Amid the revitalization of the business districts in Tulsa, Oklahoma, Black entrepreneurs say they are being shut out of acquiring loans, tax incentives and property in the most desirable regions 100 years after the Tulsa Race Massacre.
About $42 million worth of tax incentives and loans intended to fund development in Tulsa’s historic Greenwood district has “largely benefited white-owned firms that won the majority of contracts to develop lucrative parcels closest to downtown,” The Washington Post chronicled in a recent report.
Under Oklahoma law, the distribution of these incentives and loans is governed by a race-blind process. City officials have only recently turned their attention to racial disparities in property ownership in the district. Although officials plan to make more land available for redevelopment, the Black entrepreneurs have already been shut out of the most desirable areas of Greenwood.
A century after the 1921 massacre, a single one-block commercial stretch south of the interstate remains Black-owned in a community where Black Americans once thrived in an epicenter of Black business and culture.
The violence began a century ago when a Black teenager was accused of assaulting a white girl in an elevator. When a group of Black men showed up at the courthouse to defend the teen, who was barricaded inside the building with the sheriff, a fight ensued with a mob of white men, and the melee became a conflagration of violence that carried to the Greenwood district.
Over an 18-hour period in 1921 between May 31 and June 1, white mobs attacked, burned and looted the thriving business district that had become known as Black Wall Street. Thousands of survivors were left homeless, and reports of what occurred were largely silenced in media reports.

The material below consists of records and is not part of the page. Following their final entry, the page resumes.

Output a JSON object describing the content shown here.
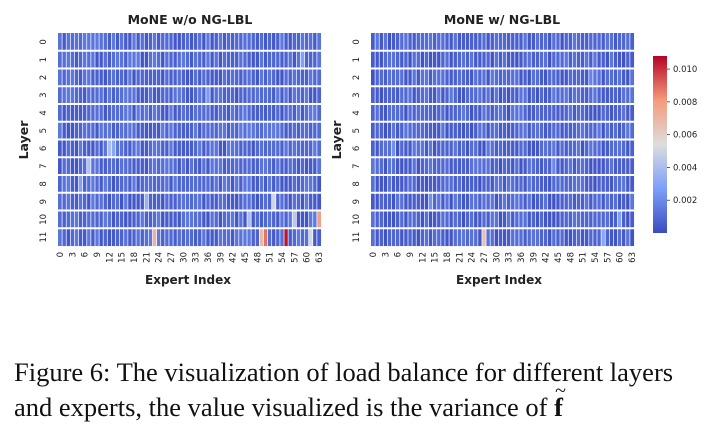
{
  "chart_data": {
    "type": "heatmap",
    "colormap": "coolwarm",
    "colorbar": {
      "min": 0.0,
      "max": 0.0108,
      "ticks": [
        0.002,
        0.004,
        0.006,
        0.008,
        0.01
      ],
      "tick_labels": [
        "0.002",
        "0.004",
        "0.006",
        "0.008",
        "0.010"
      ]
    },
    "panels": [
      {
        "title": "MoNE w/o NG-LBL",
        "xlabel": "Expert Index",
        "ylabel": "Layer",
        "x_tick_labels": [
          "0",
          "3",
          "6",
          "9",
          "12",
          "15",
          "18",
          "21",
          "24",
          "27",
          "30",
          "33",
          "36",
          "39",
          "42",
          "45",
          "48",
          "51",
          "54",
          "57",
          "60",
          "63"
        ],
        "y_tick_labels": [
          "0",
          "1",
          "2",
          "3",
          "4",
          "5",
          "6",
          "7",
          "8",
          "9",
          "10",
          "11"
        ],
        "n_layers": 12,
        "n_experts": 64,
        "baseline": 0.0003,
        "highlights": [
          {
            "layer": 11,
            "expert": 55,
            "value": 0.0105
          },
          {
            "layer": 11,
            "expert": 50,
            "value": 0.0088
          },
          {
            "layer": 11,
            "expert": 49,
            "value": 0.0068
          },
          {
            "layer": 11,
            "expert": 23,
            "value": 0.0072
          },
          {
            "layer": 11,
            "expert": 61,
            "value": 0.0052
          },
          {
            "layer": 10,
            "expert": 63,
            "value": 0.0078
          },
          {
            "layer": 10,
            "expert": 57,
            "value": 0.0045
          },
          {
            "layer": 10,
            "expert": 46,
            "value": 0.004
          },
          {
            "layer": 9,
            "expert": 52,
            "value": 0.005
          },
          {
            "layer": 9,
            "expert": 21,
            "value": 0.0035
          },
          {
            "layer": 7,
            "expert": 7,
            "value": 0.0042
          },
          {
            "layer": 6,
            "expert": 12,
            "value": 0.004
          },
          {
            "layer": 6,
            "expert": 13,
            "value": 0.003
          },
          {
            "layer": 1,
            "expert": 59,
            "value": 0.0028
          },
          {
            "layer": 3,
            "expert": 36,
            "value": 0.0025
          },
          {
            "layer": 8,
            "expert": 5,
            "value": 0.0028
          }
        ]
      },
      {
        "title": "MoNE w/ NG-LBL",
        "xlabel": "Expert Index",
        "ylabel": "Layer",
        "x_tick_labels": [
          "0",
          "3",
          "6",
          "9",
          "12",
          "15",
          "18",
          "21",
          "24",
          "27",
          "30",
          "33",
          "36",
          "39",
          "42",
          "45",
          "48",
          "51",
          "54",
          "57",
          "60",
          "63"
        ],
        "y_tick_labels": [
          "0",
          "1",
          "2",
          "3",
          "4",
          "5",
          "6",
          "7",
          "8",
          "9",
          "10",
          "11"
        ],
        "n_layers": 12,
        "n_experts": 64,
        "baseline": 0.0002,
        "highlights": [
          {
            "layer": 11,
            "expert": 27,
            "value": 0.0065
          },
          {
            "layer": 11,
            "expert": 56,
            "value": 0.003
          },
          {
            "layer": 10,
            "expert": 60,
            "value": 0.0028
          },
          {
            "layer": 9,
            "expert": 14,
            "value": 0.0022
          },
          {
            "layer": 6,
            "expert": 5,
            "value": 0.0022
          },
          {
            "layer": 7,
            "expert": 44,
            "value": 0.002
          },
          {
            "layer": 2,
            "expert": 53,
            "value": 0.0018
          }
        ]
      }
    ]
  },
  "caption": {
    "line1": "Figure 6: The visualization of load balance for different layers",
    "line2": "and experts, the value visualized is the variance of",
    "symbol": "f",
    "tilde": "~"
  }
}
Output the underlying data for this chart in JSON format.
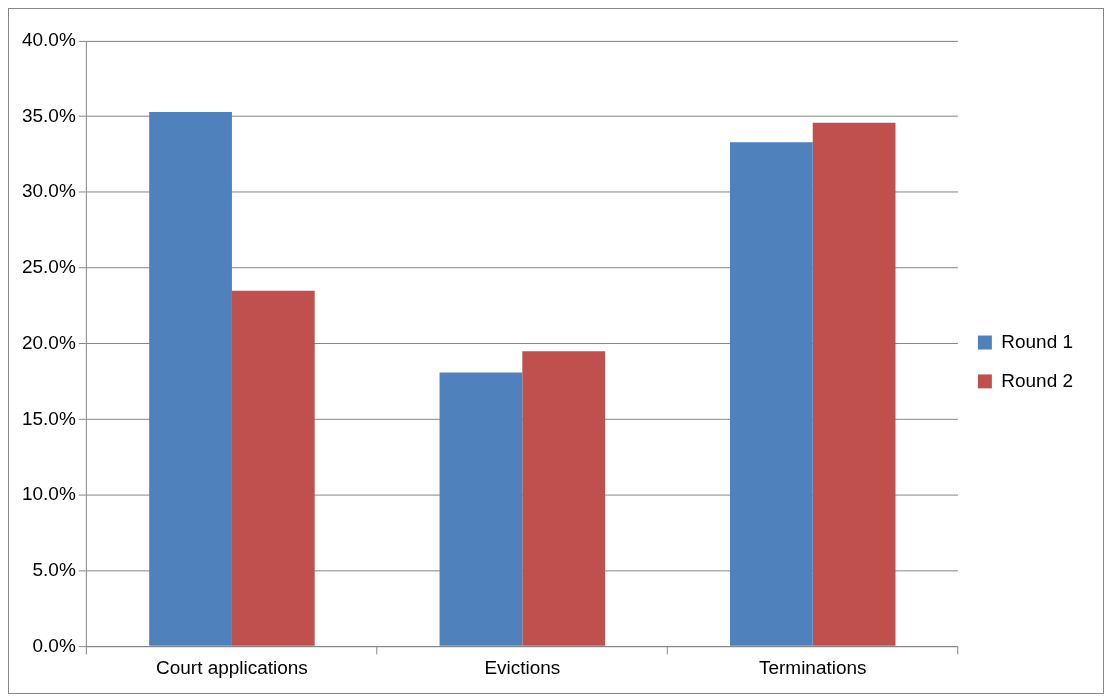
{
  "chart_data": {
    "type": "bar",
    "categories": [
      "Court applications",
      "Evictions",
      "Terminations"
    ],
    "series": [
      {
        "name": "Round 1",
        "color": "#4f81bd",
        "values": [
          35.3,
          18.1,
          33.3
        ]
      },
      {
        "name": "Round 2",
        "color": "#c0504d",
        "values": [
          23.5,
          19.5,
          34.6
        ]
      }
    ],
    "ylim": [
      0,
      40
    ],
    "yticks": [
      {
        "value": 0,
        "label": "0.0%"
      },
      {
        "value": 5,
        "label": "5.0%"
      },
      {
        "value": 10,
        "label": "10.0%"
      },
      {
        "value": 15,
        "label": "15.0%"
      },
      {
        "value": 20,
        "label": "20.0%"
      },
      {
        "value": 25,
        "label": "25.0%"
      },
      {
        "value": 30,
        "label": "30.0%"
      },
      {
        "value": 35,
        "label": "35.0%"
      },
      {
        "value": 40,
        "label": "40.0%"
      }
    ],
    "grid": "y",
    "legend": "right"
  }
}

At least 300 people were killed and more than 800 were injured. More than 1,200 homes and 60 businesses were destroyed.
No Black property owners received compensation, and city and state officials did not commit money to rebuilding the community in the aftermath of the attack.

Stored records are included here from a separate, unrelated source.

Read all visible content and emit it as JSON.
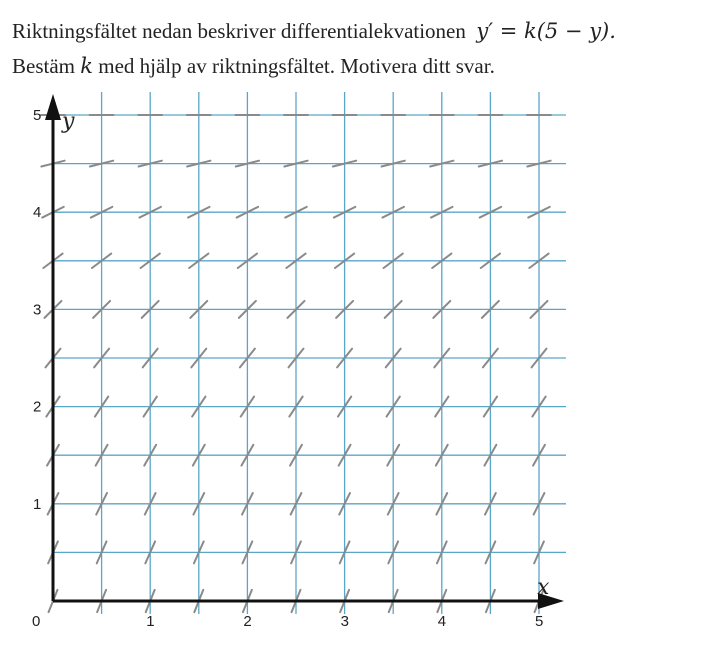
{
  "question": {
    "line1_text": "Riktningsfältet nedan beskriver differentialekvationen",
    "equation": "y′ = k(5 − y).",
    "line2_pre": "Bestäm",
    "line2_var": "k",
    "line2_post": "med hjälp av riktningsfältet. Motivera ditt svar."
  },
  "chart_data": {
    "type": "direction-field",
    "x_axis_label": "x",
    "y_axis_label": "y",
    "origin_label": "0",
    "x_ticks": [
      "1",
      "2",
      "3",
      "4",
      "5"
    ],
    "y_ticks": [
      "1",
      "2",
      "3",
      "4",
      "5"
    ],
    "xlim": [
      0,
      5
    ],
    "ylim": [
      0,
      5
    ],
    "grid_step": 0.5,
    "grid": true,
    "sample_x": [
      0,
      0.5,
      1,
      1.5,
      2,
      2.5,
      3,
      3.5,
      4,
      4.5,
      5
    ],
    "sample_y": [
      0,
      0.5,
      1,
      1.5,
      2,
      2.5,
      3,
      3.5,
      4,
      4.5,
      5
    ],
    "slopes_by_y": [
      {
        "y": 0,
        "slope": 2.5
      },
      {
        "y": 0.5,
        "slope": 2.25
      },
      {
        "y": 1,
        "slope": 2.0
      },
      {
        "y": 1.5,
        "slope": 1.75
      },
      {
        "y": 2,
        "slope": 1.5
      },
      {
        "y": 2.5,
        "slope": 1.25
      },
      {
        "y": 3,
        "slope": 1.0
      },
      {
        "y": 3.5,
        "slope": 0.75
      },
      {
        "y": 4,
        "slope": 0.5
      },
      {
        "y": 4.5,
        "slope": 0.25
      },
      {
        "y": 5,
        "slope": 0
      }
    ],
    "colors": {
      "grid": "#5aa6c9",
      "axis": "#111111",
      "segment": "#8a8a8a"
    }
  }
}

Tulsa native Guy Troupe, who owns a coffee shop in the Greenwood district, expressed frustration about the disparities in land and property ownership in the region.
“It’s hard to stomach the idea that a museum and tourism will fix the challenges of systemic racism. I came to take back what’s rightfully ours,” the 54-year-old Troupe told the Post. “Who owns in there? It’s not us. The only thing we own are homes. But big industrial buildings, lands zoned for commercial development? We don’t have it.”
Troupe returned to the city after a career in sports consulting.
The Tulsa Development Authority and the state university system own a significant portion of the 35 blocks of buildings that comprise the Greenwood district.
Through the revitalization plan over the past 10 years, the Tulsa Development Authority has sold a half-dozen prime parcels of land to private developers.
Jot Hartley, general counsel for the Tulsa Development Authority and one of several figures who spoke to the Post about the revitalization, said bias is not what keeps Black entrepreneurs from accessing the incentives offered by the city.
“Some of these projects have been rather large and required capital that’s not ordinarily available to just anybody unless they are already in the business of developing large projects,” Hartley said.
The authority said it considers developers’ ties to the community and experience with financing but does not give consideration to a person’s race.
City officials have been resistant to calls for reparations for descendants of victims of the massacre. The Tulsa Development Authority responded to a lawsuit filed by a 105-year-old survivor and other descendants of massacre survivors seeking redress for the violence with a motion to dismiss.
Kian Kamas, Tulsa’s chief of economic development, said the city plans to develop 55 additional acres on smaller parcels north of the interstate and will promote actively among Black developers.
“There is a fervent commitment to ensuring that Black-owned businesses have an opportunity to be a part of that revitalization,” Kamas said.
Troupe said an economic stimulus package should be used to allow Black entreprenuers to rebuild Black Wall Street. Parcels north of the interstate should be made accessible to Black business owners “by deeding land, providing grants and offering low-interest loans so the atrocities of the past could be addressed.”
“Historical Black Wall Street is gone. It’s dead,” he said. “But its spirit can be revived.”